Alter vor Reichtum

Der Bus biegt bereits um die Ecke. Ich muss mich sehr beeilen, um ihn zu erwischen. Doch glücklicherweise bin ich im Training und laufe mühelos zur Haltestelle. Gerade so geschafft. Ein wirklich gutes Tempo, das ich da an den Tag gelegt habe.

Beim Fahrer bestelle ich ein Ticket und krame gleichzeitig in meinem Portemonnaie, um ein paar passende Münzen hervorzuziehen. Das Kleingeld reicht nicht, also muss ich mich im Fach für das Großgeld umsehen. Nur ein 50-Euro-Schein. Ich ziehe ihn langsam hervor und schaue den Busfahrer fragend an. Er runzelt die Stirn, dann macht sich ein Ausdruck des Bedauerns um seinen Mund breit.
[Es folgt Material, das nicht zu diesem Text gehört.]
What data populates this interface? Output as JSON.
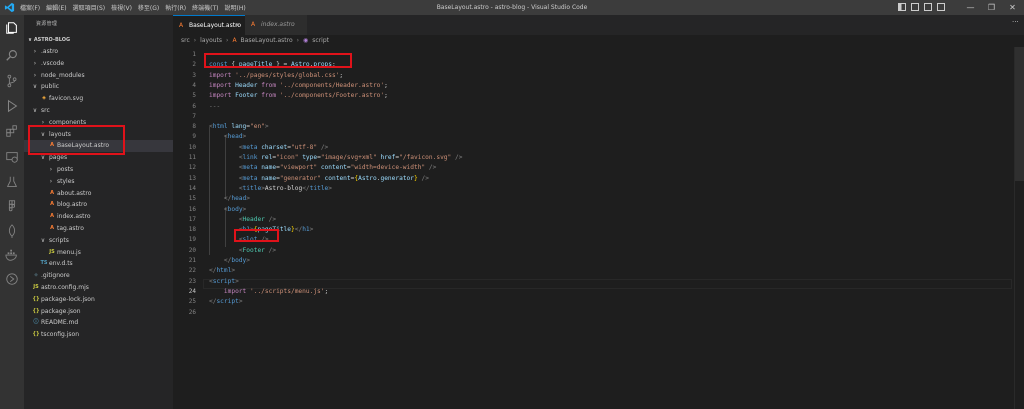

Er schüttelt den Kopf. Ich verstehe.

Aussteigen und irgendwo wechseln? Keine Zeit. Doch dann kommt mir eine Idee. Ich bitte den Fahrer um ein wenig Geduld und schlängele mich durch den Bus. In der Mitte, die eigentlich für Eltern und Kinderwagen oder für Rollstuhlfahrer reserviert ist, komme ich zum Stehen.

„Kann jemand einen 50-Euro-Schein wechseln?“ rufe ich laut durch das große Gefährt. Verständnislose Gesichter. Ein Bengel grinst. Schweigen. Ich verharre kurz in meiner Position und überlege mir einen Plan B. Doch dann lässt eine alte Dame Gnade walten: Ich sehe, wie sie ihre Geldbörse durchsucht und wende mich verlegen ab. Ich schaue zum Busfahrer, der inzwischen angefahren ist. Ich muss mich festhalten, damit ich nicht ins Schleudern gerate.

Ein Geschäftsmann aus den hinteren Reihe ruft mir zu, dass er wechseln könne. Glück gehabt. Ich bewege mich auf ihn zu, doch die alte Dame versperrt mir mit ihrer Hand den Weg. Sie winkt mir vorwurfsvoll mit ihren Scheinen zu. ‚Nimm MEIN Geld‘, sagt ihr Blick.

Für wen sich jetzt entscheiden? Ich überlege kurz und sage beinahe zu dem Mann: „Tut mir leid – Alter vor Schönheit“. Doch schön ist er nicht, und das weiß er wohl. Und die Dame? Wäre wahrscheinlich beleidigt, wenn ich ihr das Attribut „alt“ entgegenwürfe. Ich wende mich dem Mann zu, zucke kurz, aber diplomatisch, die Schultern und hoffe auf sein Verständnis. Dann widme ich mich der Dame.